Stop conditions: Bad Cases = 0, Correctness avg >= 1.8/2, no regressions, unsafe rate = 0%.


Reference Files

  • references/schemas.md — JSON schemas for all data structures
  • references/scoring.md — Scoring definitions and computation methods
  • references/rubrics.md — Reusable rubric templates by operation type
  • references/report-format.md — Visual report presentation formats
  • agents/judge.md — The scoring agent protocol
  • agents/advisor.md — The diagnostic advisor protocol
  • scripts/score_engine.py — Score computation engine
  • scripts/safety_scanner.py — Static safety analysis
  • scripts/generate_scorecard.py — HTML report generation
  • scripts/run_trigger_eval.py — Trigger evaluation

The Non-Negotiables

  1. Expected results before execution. No post-hoc grading.
  2. Low scores must have explanations citing expected vs actual.
  3. Bad Cases shown first. Good averages don't hide broken cases.
  4. Three scores stay independent. Never combined.
  5. Versions are immutable. Changes produce new versions.
  6. Every fix traces to a Bad Case. No vibes-based optimization.
  7. Regressions are zero-tolerance.
  8. Structure check before testing.
  9. Baseline proves the skill's value.
  10. Scoring stability is verified (Deep Eval).
  11. Code checks before LLM checks.
  12. Multi-turn skills must test deviation scenarios.

Security & Environment

Platform Compatibility

This skill runs on any AI coding assistant that supports skill/prompt loading:

PlatformSkill LocationTrigger Mechanism
Claude Code.claude/commands/claude -p CLI
Cursor.cursor/rules/ or project rulesAgent mode invocation
CodexSystem prompt / tool configCLI or API invocation
OpenClaw.claw/skills/Skill activation via hub

The core evaluation logic (scoring, reporting, safety scanning) is platform-agnostic. Only the trigger evaluation script requires platform-specific adapters.

Requirements

  • AI CLI (optional): The trigger evaluation script (scripts/run_trigger_eval.py) can launch platform-specific CLI commands to test skill activation. Pass --platform to select the backend (default: auto-detect). Supported: claude, cursor, codex, openclaw.
  • File system access: Trigger probes temporarily write to the platform's skill directory and clean up after completion. Skill names are sanitized to prevent path traversal.

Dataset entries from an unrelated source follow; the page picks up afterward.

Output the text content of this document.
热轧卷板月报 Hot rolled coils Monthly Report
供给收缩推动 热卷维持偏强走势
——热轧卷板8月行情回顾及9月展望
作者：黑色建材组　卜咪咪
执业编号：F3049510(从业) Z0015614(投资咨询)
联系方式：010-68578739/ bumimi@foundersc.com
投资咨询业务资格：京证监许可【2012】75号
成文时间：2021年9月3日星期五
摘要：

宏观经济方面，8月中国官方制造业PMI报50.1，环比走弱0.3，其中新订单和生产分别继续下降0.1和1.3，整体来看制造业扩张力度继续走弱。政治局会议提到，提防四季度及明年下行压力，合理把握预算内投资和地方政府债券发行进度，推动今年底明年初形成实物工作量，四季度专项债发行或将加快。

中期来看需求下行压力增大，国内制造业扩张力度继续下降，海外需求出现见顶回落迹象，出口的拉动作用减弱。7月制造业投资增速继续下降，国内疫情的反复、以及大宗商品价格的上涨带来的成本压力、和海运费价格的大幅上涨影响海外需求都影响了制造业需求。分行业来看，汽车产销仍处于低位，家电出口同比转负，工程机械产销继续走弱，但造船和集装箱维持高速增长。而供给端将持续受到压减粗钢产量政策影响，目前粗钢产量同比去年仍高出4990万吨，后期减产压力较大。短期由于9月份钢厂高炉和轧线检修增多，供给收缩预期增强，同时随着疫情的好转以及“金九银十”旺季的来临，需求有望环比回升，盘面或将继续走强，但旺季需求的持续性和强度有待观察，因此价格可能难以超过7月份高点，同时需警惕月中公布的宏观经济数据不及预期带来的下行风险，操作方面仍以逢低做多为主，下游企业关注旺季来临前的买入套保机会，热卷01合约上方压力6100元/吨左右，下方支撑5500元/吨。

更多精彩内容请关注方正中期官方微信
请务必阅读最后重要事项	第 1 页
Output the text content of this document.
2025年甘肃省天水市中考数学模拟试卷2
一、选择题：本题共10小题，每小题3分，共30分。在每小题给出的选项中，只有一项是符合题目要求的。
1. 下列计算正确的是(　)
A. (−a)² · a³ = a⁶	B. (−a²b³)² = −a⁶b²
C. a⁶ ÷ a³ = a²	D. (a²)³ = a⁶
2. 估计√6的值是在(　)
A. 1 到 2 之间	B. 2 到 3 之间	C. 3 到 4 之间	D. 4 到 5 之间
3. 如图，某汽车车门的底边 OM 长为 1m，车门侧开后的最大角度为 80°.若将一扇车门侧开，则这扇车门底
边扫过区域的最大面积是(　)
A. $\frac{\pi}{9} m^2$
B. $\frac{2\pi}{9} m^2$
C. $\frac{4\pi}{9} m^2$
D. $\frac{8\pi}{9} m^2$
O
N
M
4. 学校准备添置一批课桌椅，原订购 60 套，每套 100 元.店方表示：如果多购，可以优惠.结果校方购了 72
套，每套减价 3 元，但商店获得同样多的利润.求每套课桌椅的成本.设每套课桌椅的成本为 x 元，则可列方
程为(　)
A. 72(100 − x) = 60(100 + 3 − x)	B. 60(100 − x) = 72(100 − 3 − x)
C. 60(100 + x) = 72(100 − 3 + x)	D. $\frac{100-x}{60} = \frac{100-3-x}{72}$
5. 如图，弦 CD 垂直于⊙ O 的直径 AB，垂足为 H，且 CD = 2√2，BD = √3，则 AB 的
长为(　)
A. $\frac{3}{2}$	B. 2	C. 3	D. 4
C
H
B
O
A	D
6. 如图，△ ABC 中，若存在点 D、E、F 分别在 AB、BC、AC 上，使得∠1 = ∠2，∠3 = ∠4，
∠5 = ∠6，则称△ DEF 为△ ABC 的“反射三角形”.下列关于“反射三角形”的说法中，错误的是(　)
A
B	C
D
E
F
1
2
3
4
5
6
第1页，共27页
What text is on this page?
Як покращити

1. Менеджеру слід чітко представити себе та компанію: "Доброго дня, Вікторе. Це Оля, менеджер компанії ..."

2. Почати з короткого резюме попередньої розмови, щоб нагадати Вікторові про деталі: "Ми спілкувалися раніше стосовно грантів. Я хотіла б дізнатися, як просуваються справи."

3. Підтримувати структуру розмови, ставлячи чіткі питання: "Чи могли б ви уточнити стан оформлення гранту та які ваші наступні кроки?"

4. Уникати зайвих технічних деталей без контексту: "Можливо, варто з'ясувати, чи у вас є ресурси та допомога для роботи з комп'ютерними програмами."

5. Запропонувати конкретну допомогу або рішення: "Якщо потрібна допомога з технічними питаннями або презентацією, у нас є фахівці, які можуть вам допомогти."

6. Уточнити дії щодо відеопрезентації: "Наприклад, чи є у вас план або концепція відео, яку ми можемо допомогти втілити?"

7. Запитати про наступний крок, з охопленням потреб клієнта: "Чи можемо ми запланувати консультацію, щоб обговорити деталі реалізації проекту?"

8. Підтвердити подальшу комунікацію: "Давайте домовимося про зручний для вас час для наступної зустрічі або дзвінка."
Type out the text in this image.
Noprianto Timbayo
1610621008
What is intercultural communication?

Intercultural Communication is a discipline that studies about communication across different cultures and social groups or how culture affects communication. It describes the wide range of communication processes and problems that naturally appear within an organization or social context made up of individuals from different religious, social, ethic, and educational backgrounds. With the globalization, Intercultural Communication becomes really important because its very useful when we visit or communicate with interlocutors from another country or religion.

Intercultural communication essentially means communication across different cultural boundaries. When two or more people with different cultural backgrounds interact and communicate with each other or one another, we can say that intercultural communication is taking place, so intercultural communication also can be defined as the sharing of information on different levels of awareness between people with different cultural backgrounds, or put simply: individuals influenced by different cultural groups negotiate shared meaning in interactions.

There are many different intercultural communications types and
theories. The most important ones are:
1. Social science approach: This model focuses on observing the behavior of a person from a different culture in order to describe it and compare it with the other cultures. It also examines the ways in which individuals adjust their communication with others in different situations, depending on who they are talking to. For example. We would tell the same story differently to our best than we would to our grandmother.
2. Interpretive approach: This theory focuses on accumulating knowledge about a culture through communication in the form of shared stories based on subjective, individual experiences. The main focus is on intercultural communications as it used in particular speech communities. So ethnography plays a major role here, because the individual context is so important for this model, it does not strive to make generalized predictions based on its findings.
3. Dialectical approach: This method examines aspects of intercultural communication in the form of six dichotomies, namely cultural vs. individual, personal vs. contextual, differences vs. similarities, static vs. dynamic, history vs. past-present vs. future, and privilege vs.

Sandboxing Recommendations

  • Run in a disposable workspace when evaluating unknown or untrusted skills. Evaluated skills are treated as untrusted data — their SKILL.md content may contain adversarial instructions or prompt-injection text.
  • Do not grant unnecessary tools or credentials to the evaluation environment. The evaluator reads skill instructions but does not need network access, secrets, or elevated permissions beyond what the test cases require.
  • HTML reports escape all interpolated values from evaluated skill outputs using html.escape(). Nonetheless, review generated reports in a sandboxed browser context when evaluating skills from unknown sources.